ASN.1 to XML: The Process No comments yet
asn2xml
Jim Ostell, speaking at the observance of the 25th anniversary of NCBI, stated something along the lines of, “then they wanted XML, but nah..”.
While working on the filters for the LARTS product, most specifically, the GenBank-like report, I realized how tightly-coupled the NCBI ASN.1/XML is to the toolkit.
Basically, you’ve got to understand the toolkit code in order to translate what the XML is saying. The infinite extendability and recursive structure of the ASN.1 data model is another conundrum. This is especially true of the of the ASN.1 data structures supporting GenBank data - Bioseq-set. For example, a phy-set (phylogeny set) can include sets of Bioseq-sets nested to several levels. Most Bioseq-sets are the usual nuc-prot (DNA and translating protein), but others are pop-sets, eco-sets, segmented sequences with sets of sequence parts, etc.
After we developed LARTS, I wrote the GB filter as a Java object.
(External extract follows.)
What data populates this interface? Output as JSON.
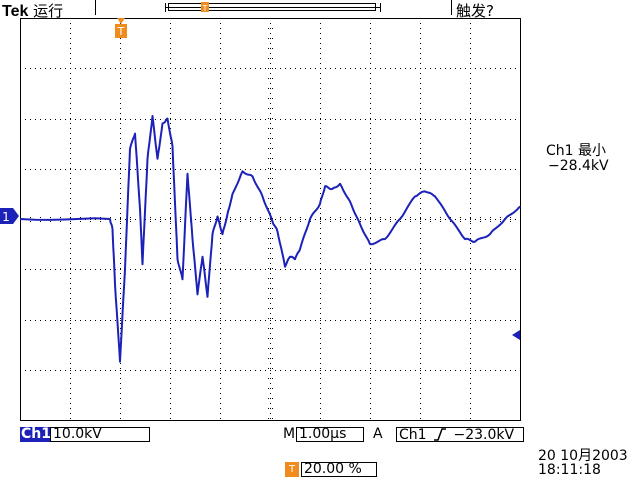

It was an interesting experience.
NCBI ASN.1 rendered as XML, either our version or the NCBI asn2xml version, is very dependent on the NCBI toolkit code for proper interpretation.
The two most glaring examples are listed below.
Sequence Locations
Determing the location of sequence features for a GenBank data report, is a prime example. Here are a few simple examples:
primer_bind order(complement(1..19), 332..350)
gene complement(join(1560..2030, 3304..3321))
CDS complement(join(3492..3593, 3941..4104, 4203..4364, 4457..4553, 4655..4792))
rRNA join(<1..156, 445..478, 1199..>1559) 5231, 76582..76767, 77517..77720, 78409..78490))
primer_bind order(complement(1..19), 1106..1124)
For Segmented-sequences:
CDS join(162922:124..144; 162923: 647..889, 1298..1570)
CD regions locations have frames, bonds have points (that can be packed), strand minus denotes a complement (reverse order), a set of sequence locations for a sequence feature (packed-seqint) denotes a join, and locations can be “order(”ed, or “one-of”, and fuzz-from and fuzz-to has to taken into account for points and sequence intervals.
Sequence Format
DNA sequences are stored in a packed 2-bit or 4-bit per letter format (ncbi2na and ncbi4na). 2na is used if the sequence does not contain ambiguity, otherwise 4na is the format of choice. The sequence must be unpacked to be useful. This takes a basic understanding of Hex(adecimal).
Toolkit
The NCBI Toolkit contains all of the code necessary to render a GenBank report from the ASN.1 binary or ASCII data file. (The code is there, but you have to figure out how to compile it into an executable.)
We took the toolkit code and converted it to Java to produce the GenBank-style output format. It differs from the actual NCBI GenBank Report in that the LARTS report lists a FASTA-formatted sequence instead of the 10-base pairs per column that the NCBI GenBank Report produces.
The Many Variations of LARTS
GenBankReportFilter.java is provided as an example with Stand-Alone LARTS. The LARTS Reader enables the GenBank-style report.
Using LARTS Online, the user can select the GenBank-style report as the desired Output Format.
A third option, would entail using LARTS Online to obtain the keyword or keyword/element-path data wanted in XML format. This data is then downloaded to a local machine via the Thick Client option. Finally, Stand-Alone LARTS would process the dowloaded XML data into a GenBank-style report.
Stand-Alone LARTS provides example filters and SQL for processing XML and loading the relevant data into a local SQL database. This includes sample code for the BLOB and CLOB objects.
The filter for FASTA-formatting sequence data is also available as an example with Stand-Alone LARTS.
These options provide ready access to NCBI data for your research.